Early in October I represented the museum at press events marking the opening of two of our exhibitions in Europe. It was a bit of a hectic schedule, but it was exciting, fun, and a great honor. Plus, I got to wear my favorite silk neckties.
The first was at BAM. Not the Brooklyn Academy of Music; the Beaux-Arts Mons in Belgium (watch for Brooklyn news elsewhere on our site). Mons is a lovely ancient city near the French border, with a history dating to the Neolithic. It was the alleged site of a mythic case of “divine intervention” during World War 1, but I was interested that the poet Paul Verlaine was locked-up in the Mons prison for nearly 450 days for shooting his lover Arthur Rimbaud in 1873. Antique angels AND pre-punk progenitors!
Here and now, Mons has a sparkling art museum, newly renovated into an excellent facility. “Andy Warhol: Life, Death and Beauty” was organized by the guest curator Gianni Mercurio in consultation with our curator Nick Chambers and other colleagues. Mons was picked to be the European Capital of Culture for 2015, and all of us here were honored when we learned that their government had selected a Warhol exhibition to break the news to the world.
Sixty-five journalists from all over Europe squeezed into a sunny rooftop room. The city’s youthful mayor, Nicolas Martin, spoke for a long time about the exhibition and the selection of his city as the culture capital, and their overall plans for this honor. We’ve worked with Gianni several times in the past, and he has a sharp eye. In addition to the 3 topics in the show’s title, it also has a religious sub-theme: the Last Supper, the Nativity, and even Warhol’s riff on Albrecht Durer’s Praying Hands (an image which also adorns Warhol’s grave, as you can see in our Figment project). Maybe this is because Verlaine re-converted to Christianity during his incarceration?

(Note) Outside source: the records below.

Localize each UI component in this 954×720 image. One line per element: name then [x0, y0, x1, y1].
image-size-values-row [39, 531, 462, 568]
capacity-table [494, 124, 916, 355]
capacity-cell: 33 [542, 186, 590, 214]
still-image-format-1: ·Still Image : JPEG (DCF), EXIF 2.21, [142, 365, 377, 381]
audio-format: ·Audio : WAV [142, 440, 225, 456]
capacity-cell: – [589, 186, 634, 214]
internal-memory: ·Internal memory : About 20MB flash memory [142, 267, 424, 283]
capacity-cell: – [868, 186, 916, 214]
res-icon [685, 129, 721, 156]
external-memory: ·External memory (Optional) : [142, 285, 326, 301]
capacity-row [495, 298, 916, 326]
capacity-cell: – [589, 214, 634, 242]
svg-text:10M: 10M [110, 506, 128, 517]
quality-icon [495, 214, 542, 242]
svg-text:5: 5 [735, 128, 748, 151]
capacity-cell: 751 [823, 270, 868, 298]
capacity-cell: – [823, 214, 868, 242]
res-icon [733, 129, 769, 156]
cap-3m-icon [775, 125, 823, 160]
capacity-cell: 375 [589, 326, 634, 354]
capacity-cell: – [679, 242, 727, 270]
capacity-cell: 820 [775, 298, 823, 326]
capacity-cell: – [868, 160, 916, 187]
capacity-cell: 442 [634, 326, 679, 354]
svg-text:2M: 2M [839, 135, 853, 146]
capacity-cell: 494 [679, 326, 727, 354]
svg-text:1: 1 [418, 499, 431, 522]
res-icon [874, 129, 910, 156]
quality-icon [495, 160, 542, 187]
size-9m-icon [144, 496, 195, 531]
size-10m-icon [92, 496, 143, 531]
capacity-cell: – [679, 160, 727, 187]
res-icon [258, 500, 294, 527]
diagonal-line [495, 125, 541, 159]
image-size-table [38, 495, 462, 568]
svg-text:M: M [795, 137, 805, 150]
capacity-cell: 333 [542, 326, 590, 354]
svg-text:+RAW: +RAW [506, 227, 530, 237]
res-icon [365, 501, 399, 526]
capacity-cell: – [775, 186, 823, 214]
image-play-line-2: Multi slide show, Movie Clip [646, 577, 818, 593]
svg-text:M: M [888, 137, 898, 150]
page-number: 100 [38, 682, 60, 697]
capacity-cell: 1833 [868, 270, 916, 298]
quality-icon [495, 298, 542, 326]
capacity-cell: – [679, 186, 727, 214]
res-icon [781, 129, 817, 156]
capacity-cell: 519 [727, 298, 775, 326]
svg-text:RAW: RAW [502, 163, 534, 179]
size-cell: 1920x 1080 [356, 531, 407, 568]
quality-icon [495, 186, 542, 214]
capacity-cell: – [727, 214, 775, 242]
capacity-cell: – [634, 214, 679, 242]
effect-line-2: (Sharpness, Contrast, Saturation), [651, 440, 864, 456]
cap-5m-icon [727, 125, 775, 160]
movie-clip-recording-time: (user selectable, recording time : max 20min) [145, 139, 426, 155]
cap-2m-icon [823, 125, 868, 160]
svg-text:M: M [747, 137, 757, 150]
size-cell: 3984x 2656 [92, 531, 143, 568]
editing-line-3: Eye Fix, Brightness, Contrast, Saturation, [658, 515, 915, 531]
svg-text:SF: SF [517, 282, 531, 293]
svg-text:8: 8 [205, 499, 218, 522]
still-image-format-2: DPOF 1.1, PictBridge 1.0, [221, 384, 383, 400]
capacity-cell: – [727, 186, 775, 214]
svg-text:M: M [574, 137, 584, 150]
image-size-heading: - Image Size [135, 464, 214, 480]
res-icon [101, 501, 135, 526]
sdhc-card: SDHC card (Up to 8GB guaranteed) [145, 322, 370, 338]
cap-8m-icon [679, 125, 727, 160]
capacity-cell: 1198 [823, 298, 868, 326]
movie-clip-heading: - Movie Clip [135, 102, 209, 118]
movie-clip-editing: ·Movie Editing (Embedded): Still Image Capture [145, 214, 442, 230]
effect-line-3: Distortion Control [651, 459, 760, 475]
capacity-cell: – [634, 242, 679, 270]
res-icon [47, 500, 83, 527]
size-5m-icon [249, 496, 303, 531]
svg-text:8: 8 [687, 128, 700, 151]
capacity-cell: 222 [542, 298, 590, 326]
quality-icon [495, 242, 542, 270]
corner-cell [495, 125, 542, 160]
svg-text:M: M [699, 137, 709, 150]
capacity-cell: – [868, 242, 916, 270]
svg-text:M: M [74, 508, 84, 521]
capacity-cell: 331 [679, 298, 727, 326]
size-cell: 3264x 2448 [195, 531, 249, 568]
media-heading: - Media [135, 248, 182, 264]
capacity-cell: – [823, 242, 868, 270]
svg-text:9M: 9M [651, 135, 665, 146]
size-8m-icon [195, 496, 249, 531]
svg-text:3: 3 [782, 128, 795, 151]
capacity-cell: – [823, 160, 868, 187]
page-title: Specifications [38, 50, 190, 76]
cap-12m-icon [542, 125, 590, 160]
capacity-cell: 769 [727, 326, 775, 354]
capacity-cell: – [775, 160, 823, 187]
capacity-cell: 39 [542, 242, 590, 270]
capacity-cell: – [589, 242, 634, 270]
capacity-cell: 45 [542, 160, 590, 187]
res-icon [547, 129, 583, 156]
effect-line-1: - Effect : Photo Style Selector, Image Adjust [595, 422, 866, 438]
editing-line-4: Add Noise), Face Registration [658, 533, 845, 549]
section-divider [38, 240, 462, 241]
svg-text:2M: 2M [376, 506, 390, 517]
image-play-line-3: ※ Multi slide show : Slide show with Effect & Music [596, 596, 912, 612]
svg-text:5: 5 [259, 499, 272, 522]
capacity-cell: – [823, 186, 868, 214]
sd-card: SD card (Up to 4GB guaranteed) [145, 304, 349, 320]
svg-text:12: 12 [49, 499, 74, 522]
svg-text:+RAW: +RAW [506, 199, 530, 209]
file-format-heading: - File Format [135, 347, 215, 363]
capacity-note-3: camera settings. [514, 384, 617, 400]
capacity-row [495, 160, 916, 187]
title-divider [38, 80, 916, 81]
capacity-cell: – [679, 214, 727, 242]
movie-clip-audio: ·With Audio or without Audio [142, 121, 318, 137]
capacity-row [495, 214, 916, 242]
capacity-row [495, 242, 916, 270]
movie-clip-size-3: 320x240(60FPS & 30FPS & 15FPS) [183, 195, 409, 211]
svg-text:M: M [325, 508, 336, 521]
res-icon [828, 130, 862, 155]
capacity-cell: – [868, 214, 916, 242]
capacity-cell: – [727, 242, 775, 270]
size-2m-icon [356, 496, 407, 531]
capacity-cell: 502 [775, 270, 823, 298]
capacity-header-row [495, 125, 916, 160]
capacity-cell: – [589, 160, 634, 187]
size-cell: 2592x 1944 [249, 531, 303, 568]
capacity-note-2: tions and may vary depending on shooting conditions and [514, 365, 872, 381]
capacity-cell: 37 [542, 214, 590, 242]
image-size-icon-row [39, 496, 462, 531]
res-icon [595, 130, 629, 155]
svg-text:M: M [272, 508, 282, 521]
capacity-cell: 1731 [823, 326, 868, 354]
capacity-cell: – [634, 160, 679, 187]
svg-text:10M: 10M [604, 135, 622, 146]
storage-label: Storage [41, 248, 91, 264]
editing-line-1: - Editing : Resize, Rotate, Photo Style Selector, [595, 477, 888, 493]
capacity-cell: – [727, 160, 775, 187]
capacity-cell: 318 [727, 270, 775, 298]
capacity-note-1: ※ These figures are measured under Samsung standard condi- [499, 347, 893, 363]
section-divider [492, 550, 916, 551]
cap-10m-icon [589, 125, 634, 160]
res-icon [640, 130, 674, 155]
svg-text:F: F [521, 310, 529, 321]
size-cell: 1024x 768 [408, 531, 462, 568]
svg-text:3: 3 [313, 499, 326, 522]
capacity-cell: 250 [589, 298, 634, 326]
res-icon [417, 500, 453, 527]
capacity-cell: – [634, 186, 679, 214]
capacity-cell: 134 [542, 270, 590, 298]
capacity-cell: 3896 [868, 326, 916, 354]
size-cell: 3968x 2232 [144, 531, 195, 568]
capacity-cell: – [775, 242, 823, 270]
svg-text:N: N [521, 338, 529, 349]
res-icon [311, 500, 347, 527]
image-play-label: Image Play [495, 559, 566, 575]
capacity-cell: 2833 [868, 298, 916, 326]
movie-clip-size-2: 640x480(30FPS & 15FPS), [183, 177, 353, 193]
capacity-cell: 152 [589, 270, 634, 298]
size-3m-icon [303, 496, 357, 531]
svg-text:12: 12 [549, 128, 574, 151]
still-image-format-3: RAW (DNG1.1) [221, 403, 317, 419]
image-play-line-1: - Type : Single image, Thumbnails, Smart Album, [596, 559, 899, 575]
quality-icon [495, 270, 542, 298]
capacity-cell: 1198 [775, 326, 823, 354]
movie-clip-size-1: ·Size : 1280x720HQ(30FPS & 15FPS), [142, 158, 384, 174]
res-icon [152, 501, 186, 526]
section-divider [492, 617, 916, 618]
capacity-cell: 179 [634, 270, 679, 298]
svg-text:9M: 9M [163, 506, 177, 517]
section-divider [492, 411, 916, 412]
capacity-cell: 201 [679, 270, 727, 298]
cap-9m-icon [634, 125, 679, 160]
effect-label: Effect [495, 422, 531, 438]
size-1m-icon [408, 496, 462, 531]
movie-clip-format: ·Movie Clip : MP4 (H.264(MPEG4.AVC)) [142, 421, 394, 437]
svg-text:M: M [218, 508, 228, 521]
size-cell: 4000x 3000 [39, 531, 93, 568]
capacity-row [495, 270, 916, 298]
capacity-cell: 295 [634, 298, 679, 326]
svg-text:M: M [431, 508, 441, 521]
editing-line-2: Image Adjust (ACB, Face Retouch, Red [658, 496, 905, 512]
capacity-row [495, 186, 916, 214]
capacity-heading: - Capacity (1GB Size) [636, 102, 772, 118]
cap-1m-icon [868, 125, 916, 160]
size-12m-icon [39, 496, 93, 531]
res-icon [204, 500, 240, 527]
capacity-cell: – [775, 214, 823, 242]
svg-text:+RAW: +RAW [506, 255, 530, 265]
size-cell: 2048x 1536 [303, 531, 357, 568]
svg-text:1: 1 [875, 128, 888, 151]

The conference resulted in just a single forgettable question from the media. Afterwards I was approached by photographers and others for conversation, but had to wrap it up fast (missed the free lunch) and was quickly whisked back to Brussels to catch my flight to Edinburgh, where another press conference awaited the following morning.

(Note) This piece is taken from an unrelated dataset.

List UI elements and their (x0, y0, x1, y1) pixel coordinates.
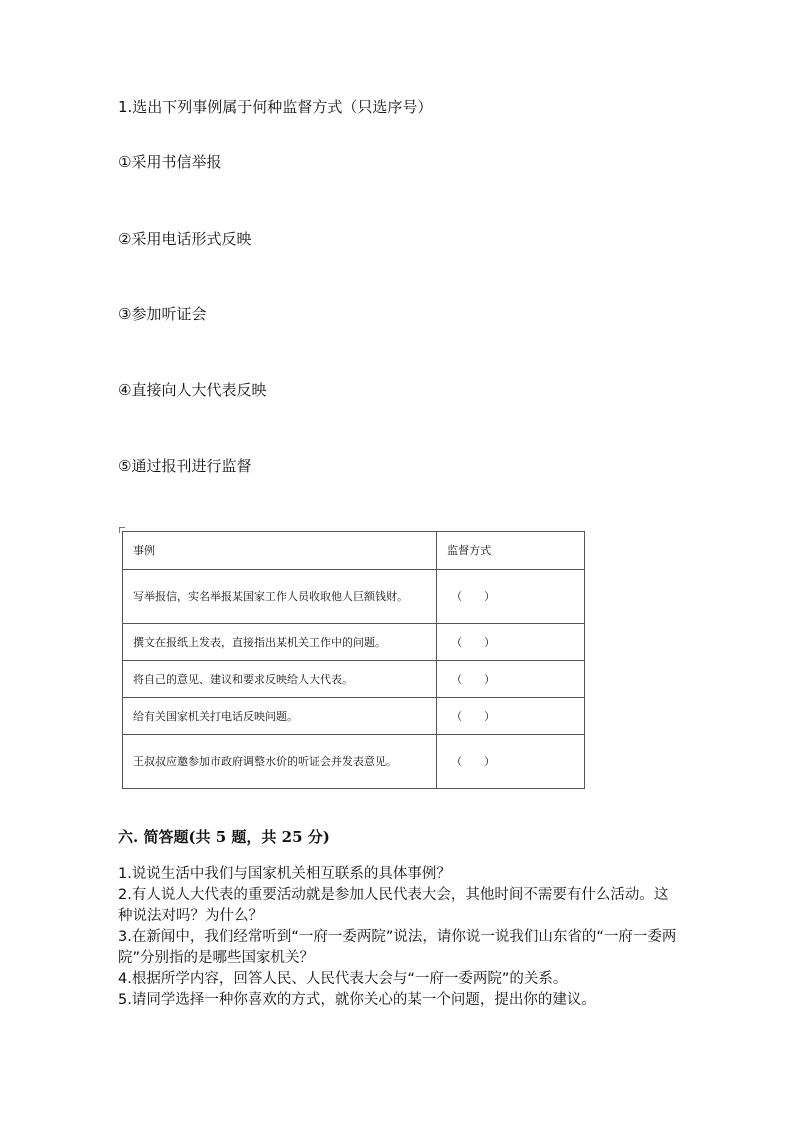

Though up for just a month, we believe that “Andy Warhol: Pop, Power, and Politics” was the first art exhibition ever held in a seat of government, and we had a truly phenomenal setting for it in the spectacular buildings of the Scottish Parliament. Our show was one of two in Parliament marking the centennial of the Andrew Carnegie UK Trust. Why Warhol? Several reasons: because he, much like Carnegie, was a philanthropist (through the Andy Warhol Foundation for the Visual Arts, he left his estate to support others’ creativity after he passed away). Also, the two Andys share the rags-to-riches story: Carnegie left his native Dunfermline (quite near Edinburgh) as a penniless boy before making his fortune in Pittsburgh. Warhol was a son of lower class immigrants in Pittsburgh who made his fortune in New York City, after having been educated in the institutions founded by Carnegie! And finally, Warhol was fascinated by political power, and painted portraits of the political leaders of his day, most of which were in the exhibition.
I had a few days in magnificent Edinburgh, late night ghost tours and such, the narrow Closes, peppery haggis, amber whiskies, delicious Indian and vegetarian food, and history writ large (plus a wonderful experience with National Health Service). At Edinburgh Castle we entered the tiny room in which Mary Queen of Scots gave birth, and saw the iron grate through which kings spied on their court. The trip came full circle when I spied the massive ancient cannon called Mons Meg, having been forged in Mons in 1449. We had a much easier time arriving from there to Edinburgh than did old Meg.